HashMap扫盲2.0

问题

前几天看到某Java交流群有个群友问了个关于HashMap的问题如图：

他的疑问就是HashMap1.8当数据结构转为红黑树时，其key为什么不需要比较？

我打赌他肯定没看过HashMap源码，至少看的不深入。

知识补充

首先大家都应该知道HashMap1.8的数据结构吧？以及默认链表长度超过8时会转为红黑树，红黑树大家都知道是啥结构吧？大家也都是有经验的程序员了。

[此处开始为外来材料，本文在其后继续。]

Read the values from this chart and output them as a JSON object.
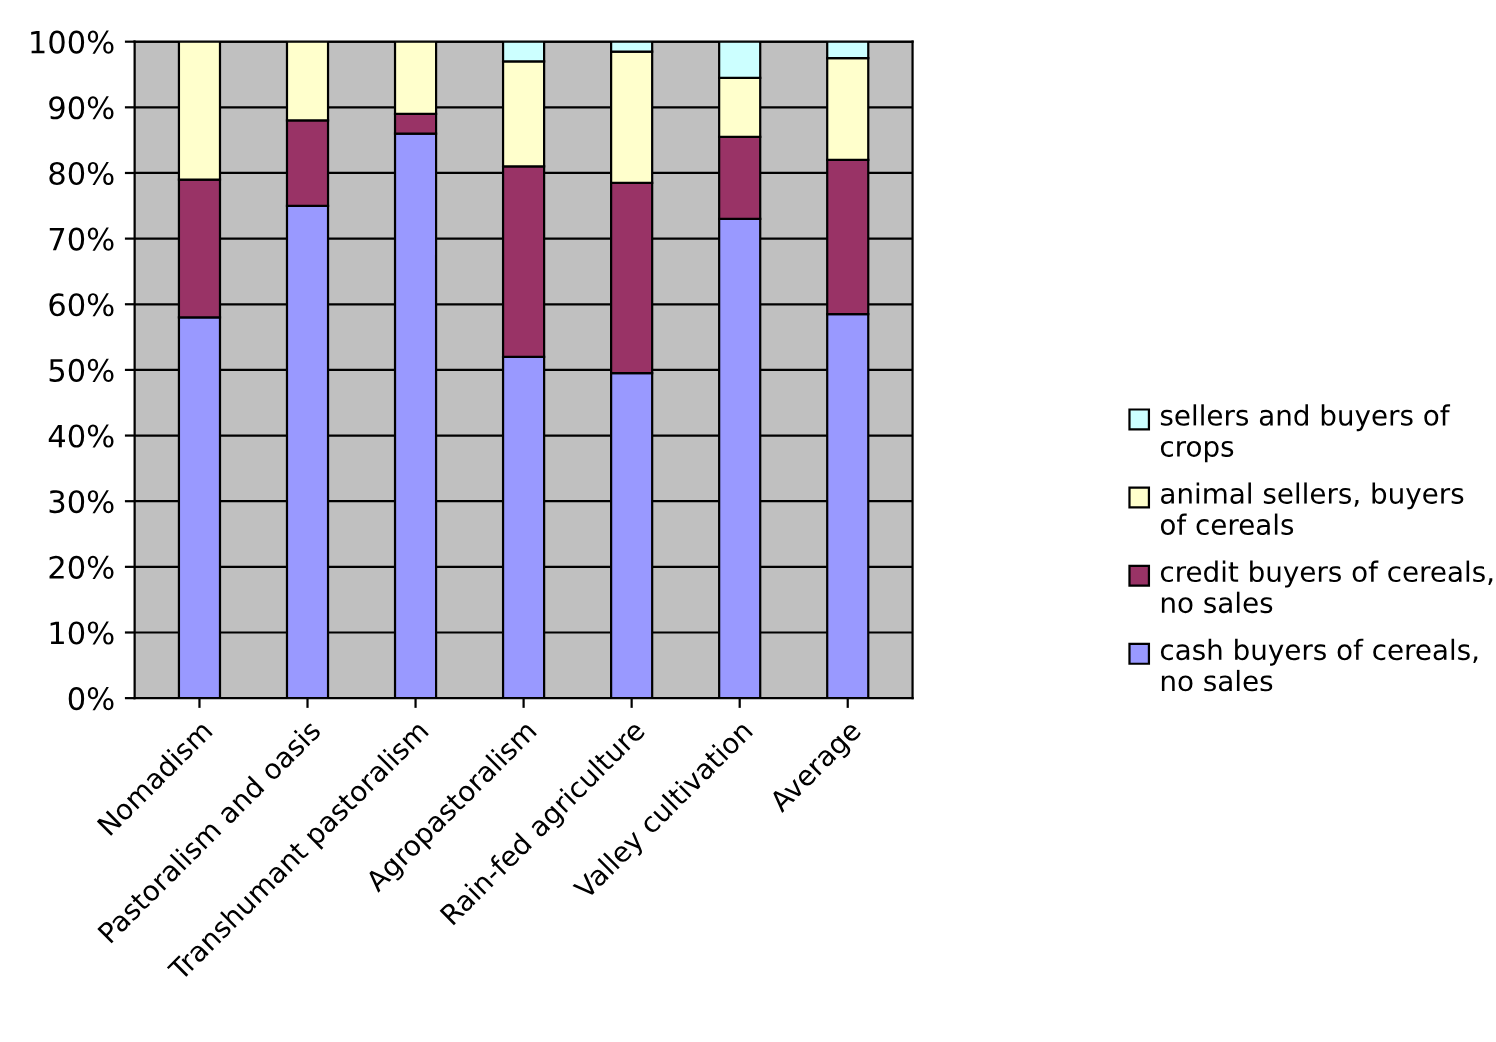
{
  "chart_data": {
    "type": "bar",
    "stacked": true,
    "categories": [
      "Nomadism",
      "Pastoralism and oasis",
      "Transhumant pastoralism",
      "Agropastoralism",
      "Rain-fed agriculture",
      "Valley cultivation",
      "Average"
    ],
    "series": [
      {
        "name": "cash buyers of cereals, no sales",
        "color": "#9999ff",
        "values": [
          58,
          75,
          86,
          52,
          49.5,
          73,
          58.5
        ]
      },
      {
        "name": "credit buyers of cereals, no sales",
        "color": "#993366",
        "values": [
          21,
          13,
          3,
          29,
          29,
          12.5,
          23.5
        ]
      },
      {
        "name": "animal sellers, buyers of cereals",
        "color": "#ffffcc",
        "values": [
          21,
          12,
          11,
          16,
          20,
          9,
          15.5
        ]
      },
      {
        "name": "sellers and buyers of crops",
        "color": "#ccffff",
        "values": [
          0,
          0,
          0,
          3,
          1.5,
          5.5,
          2.5
        ]
      }
    ],
    "ylim": [
      0,
      100
    ],
    "yticks": [
      {
        "value": 0,
        "label": "0%"
      },
      {
        "value": 10,
        "label": "10%"
      },
      {
        "value": 20,
        "label": "20%"
      },
      {
        "value": 30,
        "label": "30%"
      },
      {
        "value": 40,
        "label": "40%"
      },
      {
        "value": 50,
        "label": "50%"
      },
      {
        "value": 60,
        "label": "60%"
      },
      {
        "value": 70,
        "label": "70%"
      },
      {
        "value": 80,
        "label": "80%"
      },
      {
        "value": 90,
        "label": "90%"
      },
      {
        "value": 100,
        "label": "100%"
      }
    ],
    "grid": "y",
    "legend": "right"
  }
}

简单介绍下红黑树(Red-Black Tree，简称R-B Tree)吧，它一种特殊的二叉查找树。
红黑树是特殊的二叉查找树，意味着它满足二叉查找树的特征：任意一个节点所包含的键值，大于等于左孩子的键值，小于等于右孩子的键值。
红黑树的每个节点上都有存储位表示节点的颜色，颜色是红(Red)或黑(Black)。

红黑树的特性:
(1) 每个节点或者是黑色，或者是红色。
(2) 根节点是黑色。
(3) 每个叶子节点是黑色。 [注意：这里叶子节点，是指为空的叶子节点！]
(4) 如果一个节点是红色的，则它的子节点必须是黑色的。
(5) 从一个节点到该节点的子孙节点的所有路径上包含相同数目的黑节点。

看下红黑树数据结构图

网上随便找了个Java版红黑树实现(部分)

public class RBTree<T extends Comparable<T>> {

    private RBTNode<T> mRoot;    // 根结点

    private static final boolean RED   = false;
    private static final boolean BLACK = true;

    public class RBTNode<T extends Comparable<T>> {
        boolean color;        // 颜色
        T key;                // 关键字(键值)
        RBTNode<T> left;    // 左孩子
        RBTNode<T> right;    // 右孩子
        RBTNode<T> parent;    // 父结点

        public RBTNode(T key, boolean color, RBTNode<T> parent, RBTNode<T> left, RBTNode<T> right) {
            this.key = key;
            this.color = color;
            this.parent = parent;
            this.left = left;
            this.right = right;
        }

    }

    ...
}

添加操作

/* 
 * 将结点插入到红黑树中
 *
 * 参数说明：
 *     node 插入的结点        // 对应《算法导论》中的node
 */
private void insert(RBTNode<T> node) {
    int cmp;
    RBTNode<T> y = null;
    RBTNode<T> x = this.mRoot;

    // 1. 将红黑树当作一颗二叉查找树，将节点添加到二叉查找树中。
    while (x != null) {
        y = x;
        cmp = node.key.compareTo(x.key);
        if (cmp < 0)
            x = x.left;
        else
            x = x.right;
    }

    node.parent = y;
    if (y!=null) {
        cmp = node.key.compareTo(y.key);
        if (cmp < 0)
            y.left = node;
        else
            y.right = node;
    } else {
        this.mRoot = node;
    }

    // 2. 设置节点的颜色为红色
    node.color = RED;

    // 3. 将它重新修正为一颗二叉查找树
    insertFixUp(node);
}

/* 
 * 新建结点(key)，并将其插入到红黑树中
 *
 * 参数说明：
 *     key 插入结点的键值
 */
public void insert(T key) {
    RBTNode<T> node=new RBTNode<T>(key,BLACK,null,null,null);

    // 如果新建结点失败，则返回。
    if (node != null)
        insert(node);
}

这里就不对红黑树具体展开了，有兴趣大家可以百度自行学习相关知识，不然就脱离该文主题了

可以看到RBTree继承了Comparable没错，为啥呢？

首先咋们知道红黑树是属于二叉查找树的一种，而二叉查找树有一个特性就是：任意一个节点所包含的键值，大于等于左孩子的键值，小于等于右孩子的键值。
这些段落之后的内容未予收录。